January 5, 2026
Now with extra encryption glitter
Decorative Cryptography
Security bling or real armor? The crowd drags “end‑to‑end” claims
TLDR: Linux adds extra checks and encryption to the TPM wire to curb snooping, but commenters say it can’t fix early boot weaknesses and reads like “security makeup.” The thread spirals into end‑to‑end skepticism (hello, iMessage), hardware nostalgia, and reposter‑bot drama, making the stakes clear: trust the ends, or nothing matters.

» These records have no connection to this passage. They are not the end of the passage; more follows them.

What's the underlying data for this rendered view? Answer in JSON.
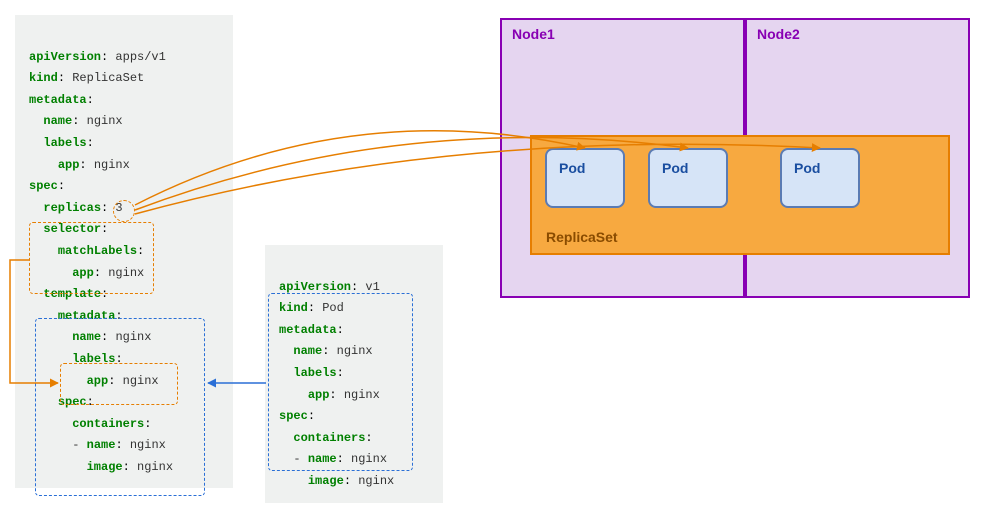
{
  "yaml1": {
    "l1": {
      "k": "apiVersion",
      "v": "apps/v1"
    },
    "l2": {
      "k": "kind",
      "v": "ReplicaSet"
    },
    "l3": {
      "k": "metadata",
      "v": ""
    },
    "l4": {
      "k": "name",
      "v": "nginx"
    },
    "l5": {
      "k": "labels",
      "v": ""
    },
    "l6": {
      "k": "app",
      "v": "nginx"
    },
    "l7": {
      "k": "spec",
      "v": ""
    },
    "l8": {
      "k": "replicas",
      "v": "3"
    },
    "l9": {
      "k": "selector",
      "v": ""
    },
    "l10": {
      "k": "matchLabels",
      "v": ""
    },
    "l11": {
      "k": "app",
      "v": "nginx"
    },
    "l12": {
      "k": "template",
      "v": ""
    },
    "l13": {
      "k": "metadata",
      "v": ""
    },
    "l14": {
      "k": "name",
      "v": "nginx"
    },
    "l15": {
      "k": "labels",
      "v": ""
    },
    "l16": {
      "k": "app",
      "v": "nginx"
    },
    "l17": {
      "k": "spec",
      "v": ""
    },
    "l18": {
      "k": "containers",
      "v": ""
    },
    "l19": {
      "prefix": "- ",
      "k": "name",
      "v": "nginx"
    },
    "l20": {
      "k": "image",
      "v": "nginx"
    }
  },
  "yaml2": {
    "l1": {
      "k": "apiVersion",
      "v": "v1"
    },
    "l2": {
      "k": "kind",
      "v": "Pod"
    },
    "l3": {
      "k": "metadata",
      "v": ""
    },
    "l4": {
      "k": "name",
      "v": "nginx"
    },
    "l5": {
      "k": "labels",
      "v": ""
    },
    "l6": {
      "k": "app",
      "v": "nginx"
    },
    "l7": {
      "k": "spec",
      "v": ""
    },
    "l8": {
      "k": "containers",
      "v": ""
    },
    "l9": {
      "prefix": "- ",
      "k": "name",
      "v": "nginx"
    },
    "l10": {
      "k": "image",
      "v": "nginx"
    }
  },
  "nodes": {
    "n1": "Node1",
    "n2": "Node2"
  },
  "replicaset_label": "ReplicaSet",
  "pod_label": "Pod"
}
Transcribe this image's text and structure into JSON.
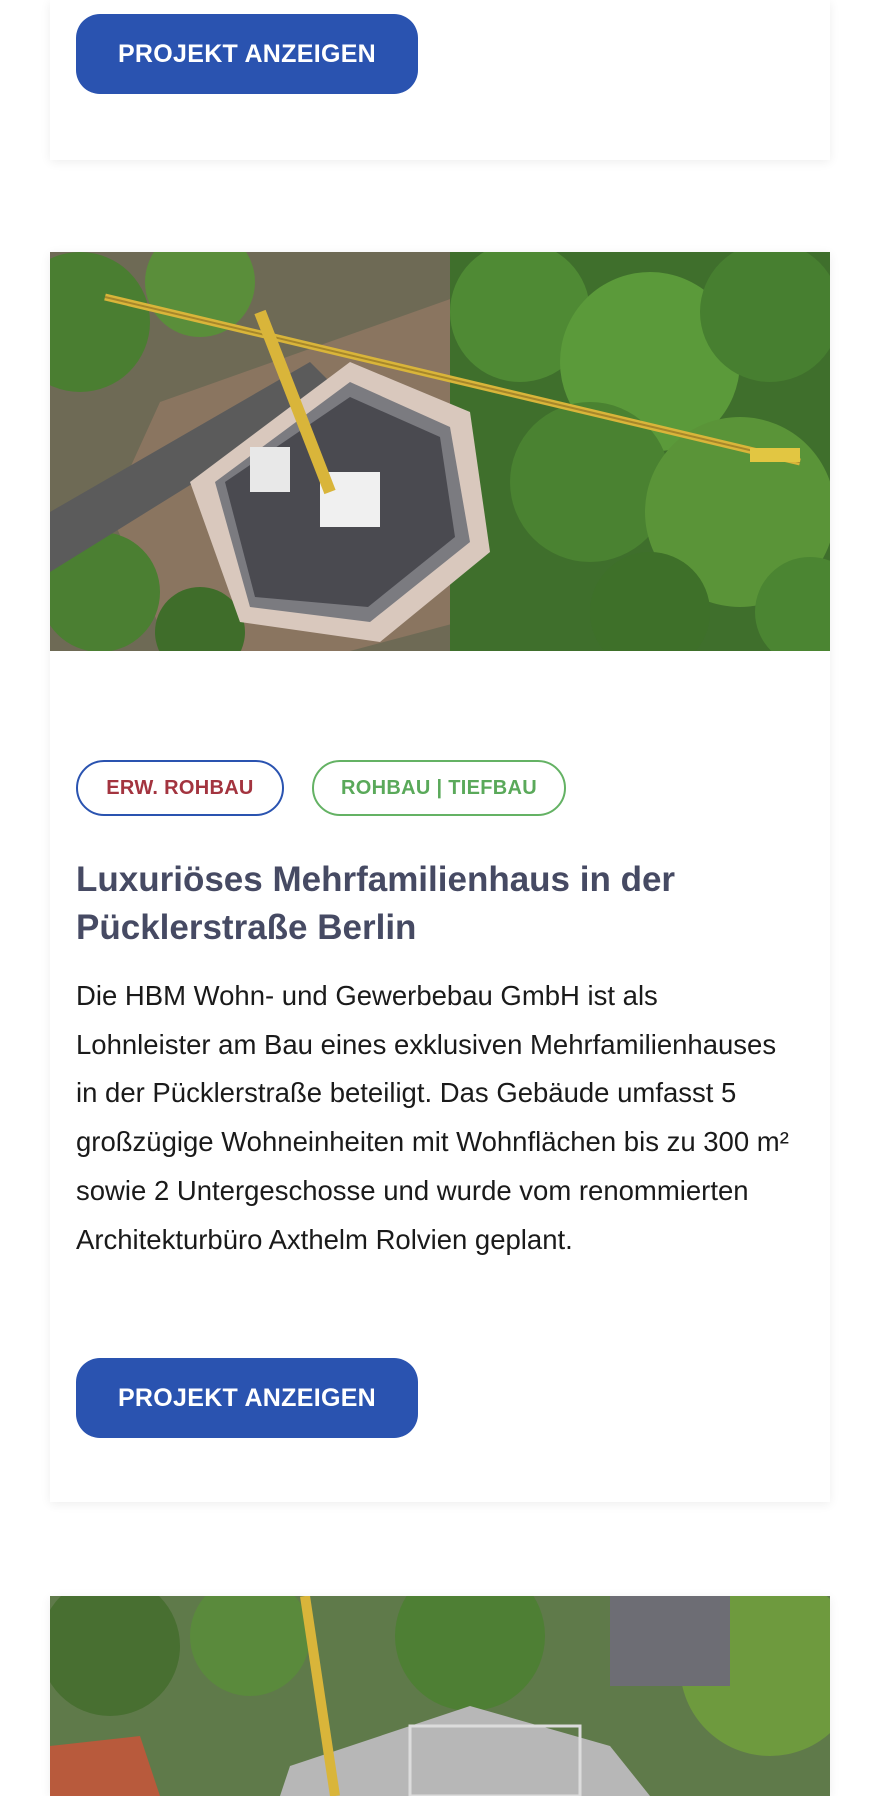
{
  "cards": [
    {
      "button_label": "PROJEKT ANZEIGEN"
    },
    {
      "tags": [
        "ERW. ROHBAU",
        "ROHBAU | TIEFBAU"
      ],
      "title": "Luxuriöses Mehrfamilienhaus in der Pücklerstraße Berlin",
      "description": "Die HBM Wohn- und Gewerbebau GmbH ist als Lohnleister am Bau eines exklusiven Mehrfamilienhauses in der Pücklerstraße beteiligt. Das Gebäude umfasst 5 großzügige Wohneinheiten mit Wohnflächen bis zu 300 m² sowie 2 Untergeschosse und wurde vom renommierten Architekturbüro Axthelm Rolvien geplant.",
      "button_label": "PROJEKT ANZEIGEN",
      "image": "aerial-construction-site-crane-photo"
    },
    {
      "image": "aerial-construction-site-scaffolding-photo"
    }
  ],
  "colors": {
    "button": "#2a53b0",
    "tag_rohbau_text": "#a3343f",
    "tag_rohbau_border": "#2a53b0",
    "tag_tiefbau": "#5aa95a",
    "title": "#464a63"
  }
}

A new Linux feature promises to lock down the chat between your computer and its tiny security chip (the TPM) with extra message signing and encryption, aiming to stop wire‑tapping and tampering. But the community smelled vibes of “decorative cryptography”—pretty math that can’t fix deeper boot‑time problems—because the kernel only arrives after the firmware party has already started. The article’s wink, “All encryption is end‑to‑end, if you’re not picky about the ends,” instantly became a meme, with bjackman cheering the spicy coinage “threat model gerrymandering.” Others pulled Apple into the courtroom: mmoustafa compared this to iMessage’s “encrypted” chats while on‑device scanning still phones home, arguing that end‑to‑end is only as honest as the endpoints. Hardware nostalgics chimed in, like tucnak sighing that IBM POWER9 had fancy key features years ago and modern CPUs… still don’t. Meanwhile, ragebol wanted Lord of the Rings magic—“keys hidden in decorations”—and got Linux bus math instead. And of course, meta‑drama: Foxboron accused reposter bots of stirring the pot. Some readers love the extra TPM protections and cite docs like tpm‑security.rst; others call it crypto lipstick on a shaky boot model. The verdict: useful, but not the silver bullet fans crave.
Key Points
- •TCG_TPM2_HMAC adds HMAC-authenticated and encrypted sessions to protect TPM 2.0 bus communications against snooping and interposer attacks.
- •The feature operates at the kernel stage, so it cannot protect firmware or boot loader measurements made before the kernel boots.
- •The article uses the STRIDE model to identify relevant bus threats: spoofing, tampering, information disclosure, and denial of service.
- •Attackers may access the TPM bus via hardware probing or by compromising a controller such as a BMC.
- •Enabling TCG_TPM2_HMAC selects crypto dependencies (ECDH, AES-CFB, SHA-256) and introduces encryption overhead to kernel–TPM transactions; trusted keys use encrypted sessions to protect secrets.